Você teria que pegar as imagens de Manaus a você mesmo concluir. Não tem nada de diferente, as pessoas continuam circulando. Tem um decreto com toque de recolher das 7 horas da noite às 6 horas da manhã. Só que esse vírus não é igual um vírus de computador, que é programado para se infiltrar na rede tal, para atacar o e-mail. O vírus corre livremente. Pode até diminuir a circulação dele entre 7 da noite e 6 horas da manhã. E depois? Você acha que ele vai ficar descansando? Ele não para, é incansável. E vou dizer mais: aquelas pessoas que deixaram de ir ao supermercado, que deixaram de fazer compras, que deixaram de fazer uma série de coisas entre 7 da noite e 6 da manhã, não vão deixar de comprar, vão se aglomerar nas padarias, nas farmácias, nos supermercados, nas feiras, no comércio, que ainda funciona. Então, é um tiro no pé. A única solução que nós teremos para Manaus de curto prazo é um lockdown rigoroso, de pelo menos 21 dias, porque aí você consegue reorganizar não só a resposta frente ao controle da epidemia na comunidade, como também do próprio Plano Municipal de Vacinação. Mas ninguém quer fazer isso, ninguém está interessado. A política de contar mortes prevalece, ninguém está preocupado em salvar vidas.

Se esse lockdown tivesse sido feito lá em setembro e, a partir daí, você tivesse outros desdobramentos para dar continuidade à contenção viral, provavelmente nem estaríamos ouvindo falar em tragédia sanitária em Manaus, em nova cepa.

O lockdown é hoje a única alternativa para conter essa crise, na sua opinião?

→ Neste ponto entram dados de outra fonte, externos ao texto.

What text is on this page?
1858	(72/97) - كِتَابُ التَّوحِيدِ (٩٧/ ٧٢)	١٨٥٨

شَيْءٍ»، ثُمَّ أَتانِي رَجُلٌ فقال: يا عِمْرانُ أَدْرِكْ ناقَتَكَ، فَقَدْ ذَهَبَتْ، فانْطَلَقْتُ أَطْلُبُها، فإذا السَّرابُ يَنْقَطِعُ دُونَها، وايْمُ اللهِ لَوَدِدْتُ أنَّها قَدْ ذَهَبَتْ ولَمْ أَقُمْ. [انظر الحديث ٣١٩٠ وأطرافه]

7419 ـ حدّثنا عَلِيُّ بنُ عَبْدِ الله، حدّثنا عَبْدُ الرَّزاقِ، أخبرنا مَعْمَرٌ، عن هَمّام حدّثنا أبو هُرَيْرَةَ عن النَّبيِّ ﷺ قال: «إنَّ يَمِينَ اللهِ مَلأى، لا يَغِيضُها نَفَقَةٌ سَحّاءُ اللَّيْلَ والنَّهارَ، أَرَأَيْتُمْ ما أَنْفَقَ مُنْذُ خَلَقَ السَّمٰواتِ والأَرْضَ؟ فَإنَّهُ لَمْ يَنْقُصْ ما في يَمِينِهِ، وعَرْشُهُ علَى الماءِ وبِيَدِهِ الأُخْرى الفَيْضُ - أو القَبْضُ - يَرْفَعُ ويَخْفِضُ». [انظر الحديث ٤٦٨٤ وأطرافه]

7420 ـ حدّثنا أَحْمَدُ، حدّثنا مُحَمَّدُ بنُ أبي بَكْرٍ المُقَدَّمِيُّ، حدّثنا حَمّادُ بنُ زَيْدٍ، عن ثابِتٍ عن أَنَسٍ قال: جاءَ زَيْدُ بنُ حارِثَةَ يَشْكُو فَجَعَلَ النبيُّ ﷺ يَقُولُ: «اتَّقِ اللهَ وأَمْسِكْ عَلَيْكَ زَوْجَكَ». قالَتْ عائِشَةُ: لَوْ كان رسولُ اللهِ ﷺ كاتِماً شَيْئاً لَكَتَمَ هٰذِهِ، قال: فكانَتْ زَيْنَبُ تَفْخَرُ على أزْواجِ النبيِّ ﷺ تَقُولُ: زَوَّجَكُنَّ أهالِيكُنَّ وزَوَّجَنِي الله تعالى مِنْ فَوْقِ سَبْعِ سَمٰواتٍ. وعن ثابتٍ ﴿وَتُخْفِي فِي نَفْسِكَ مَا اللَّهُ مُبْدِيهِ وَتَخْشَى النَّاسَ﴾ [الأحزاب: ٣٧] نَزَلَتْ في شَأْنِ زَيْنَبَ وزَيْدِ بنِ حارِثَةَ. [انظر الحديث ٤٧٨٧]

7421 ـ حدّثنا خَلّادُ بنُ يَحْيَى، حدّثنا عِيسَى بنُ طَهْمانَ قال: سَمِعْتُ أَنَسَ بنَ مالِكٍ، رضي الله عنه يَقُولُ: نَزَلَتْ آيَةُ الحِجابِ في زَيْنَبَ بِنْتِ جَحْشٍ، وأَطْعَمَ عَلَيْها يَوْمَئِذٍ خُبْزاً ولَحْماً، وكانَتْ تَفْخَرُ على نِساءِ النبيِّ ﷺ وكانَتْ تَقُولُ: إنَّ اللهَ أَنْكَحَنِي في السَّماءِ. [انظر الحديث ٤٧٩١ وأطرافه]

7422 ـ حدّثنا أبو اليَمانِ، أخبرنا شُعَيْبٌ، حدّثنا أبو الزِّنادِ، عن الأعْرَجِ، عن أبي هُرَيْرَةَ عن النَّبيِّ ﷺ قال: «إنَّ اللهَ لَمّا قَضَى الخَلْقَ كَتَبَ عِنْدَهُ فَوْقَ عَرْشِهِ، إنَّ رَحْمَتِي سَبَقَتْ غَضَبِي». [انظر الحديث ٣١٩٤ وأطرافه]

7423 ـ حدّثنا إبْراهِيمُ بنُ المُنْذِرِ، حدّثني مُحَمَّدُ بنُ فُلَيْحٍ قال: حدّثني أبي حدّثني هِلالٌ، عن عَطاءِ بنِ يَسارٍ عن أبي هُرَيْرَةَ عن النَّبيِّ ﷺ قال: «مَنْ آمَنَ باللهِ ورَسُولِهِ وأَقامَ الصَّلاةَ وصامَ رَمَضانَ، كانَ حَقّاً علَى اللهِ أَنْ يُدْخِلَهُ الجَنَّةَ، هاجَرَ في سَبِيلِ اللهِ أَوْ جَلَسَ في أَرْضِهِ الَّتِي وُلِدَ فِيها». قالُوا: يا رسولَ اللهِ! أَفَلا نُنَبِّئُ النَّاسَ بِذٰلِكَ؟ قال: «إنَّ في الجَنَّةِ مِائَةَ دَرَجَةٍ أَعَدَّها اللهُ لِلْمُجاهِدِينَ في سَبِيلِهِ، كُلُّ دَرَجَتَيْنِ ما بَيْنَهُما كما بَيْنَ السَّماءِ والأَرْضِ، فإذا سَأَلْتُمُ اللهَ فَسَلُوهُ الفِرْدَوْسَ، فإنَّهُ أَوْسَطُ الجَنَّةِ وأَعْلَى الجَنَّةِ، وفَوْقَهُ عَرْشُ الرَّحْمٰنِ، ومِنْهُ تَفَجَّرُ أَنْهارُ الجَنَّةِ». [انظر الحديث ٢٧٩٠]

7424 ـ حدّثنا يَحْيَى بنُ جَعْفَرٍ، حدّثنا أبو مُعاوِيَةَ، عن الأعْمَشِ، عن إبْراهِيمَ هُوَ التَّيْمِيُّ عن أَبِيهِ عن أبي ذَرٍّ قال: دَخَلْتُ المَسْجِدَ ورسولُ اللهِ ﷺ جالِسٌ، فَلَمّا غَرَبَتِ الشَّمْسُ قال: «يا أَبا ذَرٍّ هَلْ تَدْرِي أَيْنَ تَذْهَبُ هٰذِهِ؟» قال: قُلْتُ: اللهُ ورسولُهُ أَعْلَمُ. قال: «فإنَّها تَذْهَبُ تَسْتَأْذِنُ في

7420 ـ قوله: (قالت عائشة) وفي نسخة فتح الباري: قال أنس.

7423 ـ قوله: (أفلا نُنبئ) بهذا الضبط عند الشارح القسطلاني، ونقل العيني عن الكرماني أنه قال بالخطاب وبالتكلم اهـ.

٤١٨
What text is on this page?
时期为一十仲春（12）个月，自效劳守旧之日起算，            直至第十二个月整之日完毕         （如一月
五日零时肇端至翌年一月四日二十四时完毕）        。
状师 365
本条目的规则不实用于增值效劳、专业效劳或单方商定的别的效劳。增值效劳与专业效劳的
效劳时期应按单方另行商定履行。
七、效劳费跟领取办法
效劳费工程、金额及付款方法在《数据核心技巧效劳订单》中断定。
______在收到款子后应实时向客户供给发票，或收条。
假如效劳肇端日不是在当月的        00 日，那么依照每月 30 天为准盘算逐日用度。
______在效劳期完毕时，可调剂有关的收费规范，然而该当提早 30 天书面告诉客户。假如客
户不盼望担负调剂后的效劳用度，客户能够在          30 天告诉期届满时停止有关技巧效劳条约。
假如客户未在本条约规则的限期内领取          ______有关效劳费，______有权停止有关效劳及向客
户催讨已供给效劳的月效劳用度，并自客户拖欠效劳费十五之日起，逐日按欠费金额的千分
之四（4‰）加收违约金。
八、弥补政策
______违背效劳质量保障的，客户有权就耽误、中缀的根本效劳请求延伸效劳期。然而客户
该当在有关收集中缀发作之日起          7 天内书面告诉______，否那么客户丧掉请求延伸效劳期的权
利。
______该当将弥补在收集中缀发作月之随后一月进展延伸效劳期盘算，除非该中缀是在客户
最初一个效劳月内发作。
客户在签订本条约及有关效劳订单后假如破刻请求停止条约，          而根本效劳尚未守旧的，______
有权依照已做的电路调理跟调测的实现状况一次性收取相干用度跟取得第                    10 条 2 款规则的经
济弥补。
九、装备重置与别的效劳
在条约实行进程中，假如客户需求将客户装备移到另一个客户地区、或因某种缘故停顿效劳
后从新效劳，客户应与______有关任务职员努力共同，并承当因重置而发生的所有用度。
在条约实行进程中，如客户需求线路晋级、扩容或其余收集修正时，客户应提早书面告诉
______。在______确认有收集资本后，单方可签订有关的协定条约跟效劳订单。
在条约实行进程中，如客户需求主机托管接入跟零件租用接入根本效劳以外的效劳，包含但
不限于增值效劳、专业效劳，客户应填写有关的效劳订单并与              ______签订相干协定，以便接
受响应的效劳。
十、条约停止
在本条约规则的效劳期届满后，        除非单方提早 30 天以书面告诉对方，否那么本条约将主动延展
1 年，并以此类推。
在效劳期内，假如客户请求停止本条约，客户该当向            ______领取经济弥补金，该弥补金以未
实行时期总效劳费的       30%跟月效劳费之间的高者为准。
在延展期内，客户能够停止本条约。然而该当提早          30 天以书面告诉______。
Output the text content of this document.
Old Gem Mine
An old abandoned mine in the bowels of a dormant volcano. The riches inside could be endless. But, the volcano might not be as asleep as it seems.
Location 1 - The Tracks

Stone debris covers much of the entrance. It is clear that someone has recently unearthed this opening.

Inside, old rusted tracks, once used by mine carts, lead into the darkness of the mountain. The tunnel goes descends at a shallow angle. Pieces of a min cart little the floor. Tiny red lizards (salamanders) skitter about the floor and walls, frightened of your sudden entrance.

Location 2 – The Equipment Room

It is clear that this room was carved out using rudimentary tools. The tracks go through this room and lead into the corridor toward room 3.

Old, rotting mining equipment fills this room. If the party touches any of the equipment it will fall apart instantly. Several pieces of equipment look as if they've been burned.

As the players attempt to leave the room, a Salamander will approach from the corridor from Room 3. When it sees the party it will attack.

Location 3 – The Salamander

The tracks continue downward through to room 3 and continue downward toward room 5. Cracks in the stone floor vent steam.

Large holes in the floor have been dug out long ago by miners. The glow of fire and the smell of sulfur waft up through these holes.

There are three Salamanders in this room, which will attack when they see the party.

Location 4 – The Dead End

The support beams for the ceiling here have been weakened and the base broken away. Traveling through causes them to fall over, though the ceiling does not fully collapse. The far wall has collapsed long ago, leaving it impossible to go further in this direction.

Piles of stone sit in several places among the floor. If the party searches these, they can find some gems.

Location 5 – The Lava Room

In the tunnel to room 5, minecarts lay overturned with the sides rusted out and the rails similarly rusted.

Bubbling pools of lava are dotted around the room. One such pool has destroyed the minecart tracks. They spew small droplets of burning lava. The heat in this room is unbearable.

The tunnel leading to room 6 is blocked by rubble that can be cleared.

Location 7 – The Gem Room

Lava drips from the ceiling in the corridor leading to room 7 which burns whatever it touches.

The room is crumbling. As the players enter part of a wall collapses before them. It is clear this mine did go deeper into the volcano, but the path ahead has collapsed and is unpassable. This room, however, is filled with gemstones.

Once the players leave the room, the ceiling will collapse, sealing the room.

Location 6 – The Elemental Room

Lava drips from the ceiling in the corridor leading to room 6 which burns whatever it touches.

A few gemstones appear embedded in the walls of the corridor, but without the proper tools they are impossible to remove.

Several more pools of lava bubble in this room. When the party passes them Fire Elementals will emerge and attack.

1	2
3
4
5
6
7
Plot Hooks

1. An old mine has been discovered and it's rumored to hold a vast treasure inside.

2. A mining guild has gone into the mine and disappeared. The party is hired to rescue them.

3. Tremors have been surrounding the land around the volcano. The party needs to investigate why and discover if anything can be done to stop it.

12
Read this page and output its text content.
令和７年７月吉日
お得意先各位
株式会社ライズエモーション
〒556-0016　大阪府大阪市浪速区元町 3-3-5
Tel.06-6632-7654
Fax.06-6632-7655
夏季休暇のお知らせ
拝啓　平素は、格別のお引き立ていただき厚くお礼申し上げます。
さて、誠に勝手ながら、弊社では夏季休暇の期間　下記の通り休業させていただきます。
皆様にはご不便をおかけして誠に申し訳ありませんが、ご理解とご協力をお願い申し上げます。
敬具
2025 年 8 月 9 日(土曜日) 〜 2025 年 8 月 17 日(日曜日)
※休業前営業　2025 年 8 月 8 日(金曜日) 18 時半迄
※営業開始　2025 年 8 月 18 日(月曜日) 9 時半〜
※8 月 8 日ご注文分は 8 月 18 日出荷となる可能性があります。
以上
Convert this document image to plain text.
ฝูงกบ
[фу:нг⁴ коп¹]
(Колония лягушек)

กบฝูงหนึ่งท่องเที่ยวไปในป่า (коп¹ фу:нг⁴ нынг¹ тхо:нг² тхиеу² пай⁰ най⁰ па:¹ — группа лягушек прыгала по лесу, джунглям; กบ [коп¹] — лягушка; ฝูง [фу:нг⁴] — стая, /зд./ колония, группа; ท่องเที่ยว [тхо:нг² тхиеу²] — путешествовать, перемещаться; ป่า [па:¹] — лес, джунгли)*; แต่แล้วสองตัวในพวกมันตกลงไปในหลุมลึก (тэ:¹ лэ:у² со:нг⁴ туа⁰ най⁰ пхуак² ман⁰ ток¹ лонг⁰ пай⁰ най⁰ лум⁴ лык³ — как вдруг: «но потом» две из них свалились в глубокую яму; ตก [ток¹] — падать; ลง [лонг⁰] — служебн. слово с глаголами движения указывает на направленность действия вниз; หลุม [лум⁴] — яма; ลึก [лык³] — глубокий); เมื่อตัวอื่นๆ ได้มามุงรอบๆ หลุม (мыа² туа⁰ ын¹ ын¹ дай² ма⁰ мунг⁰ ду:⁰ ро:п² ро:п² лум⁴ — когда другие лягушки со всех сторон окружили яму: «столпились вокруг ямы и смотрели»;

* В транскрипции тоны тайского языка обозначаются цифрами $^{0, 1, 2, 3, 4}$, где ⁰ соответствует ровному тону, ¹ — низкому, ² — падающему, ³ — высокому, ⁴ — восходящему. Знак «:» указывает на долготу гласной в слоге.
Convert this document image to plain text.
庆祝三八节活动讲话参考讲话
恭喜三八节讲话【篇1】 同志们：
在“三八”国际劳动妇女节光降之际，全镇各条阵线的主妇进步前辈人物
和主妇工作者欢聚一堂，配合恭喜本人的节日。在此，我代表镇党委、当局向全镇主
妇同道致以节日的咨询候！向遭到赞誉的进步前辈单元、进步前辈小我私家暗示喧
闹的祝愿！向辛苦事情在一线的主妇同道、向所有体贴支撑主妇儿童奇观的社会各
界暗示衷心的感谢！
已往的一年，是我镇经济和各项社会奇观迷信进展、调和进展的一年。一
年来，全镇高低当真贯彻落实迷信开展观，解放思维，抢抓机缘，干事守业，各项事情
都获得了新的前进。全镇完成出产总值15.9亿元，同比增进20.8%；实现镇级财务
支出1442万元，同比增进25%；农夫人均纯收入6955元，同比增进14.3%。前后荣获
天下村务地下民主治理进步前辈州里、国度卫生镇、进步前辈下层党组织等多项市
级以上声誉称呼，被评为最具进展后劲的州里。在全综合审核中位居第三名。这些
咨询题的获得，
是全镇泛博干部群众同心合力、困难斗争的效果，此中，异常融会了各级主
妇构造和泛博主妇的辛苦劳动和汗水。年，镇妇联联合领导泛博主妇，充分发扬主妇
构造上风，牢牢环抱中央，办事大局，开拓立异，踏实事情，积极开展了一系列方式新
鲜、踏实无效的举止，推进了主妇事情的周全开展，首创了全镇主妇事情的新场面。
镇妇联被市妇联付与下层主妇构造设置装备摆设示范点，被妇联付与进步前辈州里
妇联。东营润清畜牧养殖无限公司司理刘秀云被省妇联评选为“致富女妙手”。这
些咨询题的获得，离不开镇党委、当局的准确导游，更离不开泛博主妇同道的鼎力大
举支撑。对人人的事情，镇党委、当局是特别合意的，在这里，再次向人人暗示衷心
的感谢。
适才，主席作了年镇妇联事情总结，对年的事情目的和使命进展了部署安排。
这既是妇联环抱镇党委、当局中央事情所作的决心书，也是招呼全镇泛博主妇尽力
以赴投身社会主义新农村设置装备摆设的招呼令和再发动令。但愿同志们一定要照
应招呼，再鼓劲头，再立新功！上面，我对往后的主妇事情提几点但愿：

Não tem outra. O nosso problema não é a questão do oxigênio, o nosso problema é a produção de casos novos de infecção pelo novo coronavirus com essa nova variante na população, que não para de crescer. A pessoa se infecta hoje, daqui a 20 dias ela vai precisar de oxigênio. Não adianta abrir leito, não adianta mandar gente para fora, não adianta trazer oxigênio se você não interrompe a transmissão comunitária. Então, não tem expectativa no curto prazo. A única expectativa que a gente tem é um lockdown rigoroso, que pode começar a ter efeito daqui a duas, três semanas. A gente continua no precipício. Por acaso a gente viu diminuir a demanda hospitalar em Manaus? Não. Você, por acaso, viu diminuir a quantidade de mortos em Manaus? Não. Você, por acaso, viu interromper a contaminação comunitária? Não. Então o problema continua. Só que está todo mundo cego, achando que o problema de Manaus é oxigênio.

O único apelo que eu faço é a gente tentar tirar uma lição dessa experiência de Manaus, não só no Brasil, mas também na humanidade. As pessoas precisam entender, os tomadores de decisão, a sociedade, a ciência, inclusive, ter cada vez mais claro isso na sua narrativa, a gente já tem isso muito claro na nossa prática acadêmica de que epidemia só pode ser controlada fora do hospital e não dentro do hospital. Quem opta pelo controle da epidemia dentro do hospital, opta pela morte e não por salvar vidas. Isso é o mais importante.